Madrid, 24 février (Prensa Latina) Le leader de la gauche espagnole, Pablo Iglesias, a affirmé hier que, depuis son poste de vice-président du gouvernement, il cherchera à obtenir que des documents sur le coup d’État manqué du 23 février 1981 soient déclassifiés.

'Il ne peut y avoir de loi sur les secrets officiels par laquelle on peut cacher ce qui s’est réellement passé', a déclaré Iglesias à des journalistes en se rendant à la commémoration des 40 ans de la tentative putschiste.

Théâtre de cette tentative de coup d’État, le Congrès des députés a tenu ce mardi une cérémonie solennelle durant laquelle est intervenu le roi Philippe VI et ayant comme grand absent son père, l’ancien monarque Juan Carlos I, considéré comme la clé pour avorter cette sédition.

Philippe VI a profité de son bref discours pour saluer le rôle joué par son père qui, depuis août dernier, s’est exilé aux Émirats Arabes Unis face aux soupçons croissants sur l’origine opaque de sa fortune, qui fait l’objet d’une enquête judiciaire.

Le second vice-président du gouvernement et leader du de l´alliance Unidas Podemos (UP) a avoué qu’il aurait préféré que tous les documents relatifs au coup d’État soient rendus publics au lieu de tenir des actes 'somptueux'.

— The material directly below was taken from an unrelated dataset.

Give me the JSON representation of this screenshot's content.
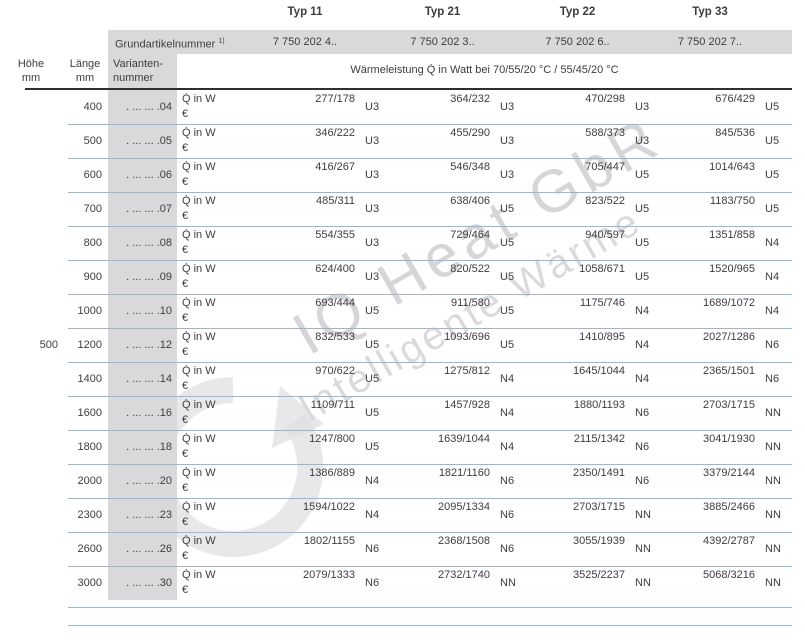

Selon lui, l’échec de la conspiration des militaires révoltés a révélé qu’une partie de l’armée 'ne respectait pas la démocratie, mais respectait le Roi, et donc, si les Espagnols voulaient la démocratie, ils devaient accepter le Roi'.

Cette 'condition de possibilité' de la démocratie a disparu aujourd’hui, a ajouté le politicien de gauche, qui a demandé à promouvoir le débat sur la forme de l’État 'avec du calme et de la mesure'.

'Un horizon républicain s’ouvre de plus en plus sans équivoque', a estimé Iglesias en soulignant que le mouvement politique UP participe par respect institutionnel à des actes comme celui de ce mardi présidé par le monarque, mais sans taire ce qu’il pense.

Unidas Podemos a demandé que ce 23 février ne soit pas utilisé pour faire un salut mythique du passé ni pour blanchir les nostalgiques de la dictature du général Francisco Franco (1939-1975), qui en 1969 a désigné Juan Carlos de Borbón comme son successeur.

Au lieu de cela, l’alliance de gauche a exigé que l’on reconnaisse que la démocratie espagnole est imparfaite et doit être perfectionnée.

'Cette tentative de coup d’État avait un objectif clair, effrayer les citoyens pour qu’ils ne demandent pas plus et meilleure démocratie', a pour sa part jugé le député d’UP Gerardo Pisarello.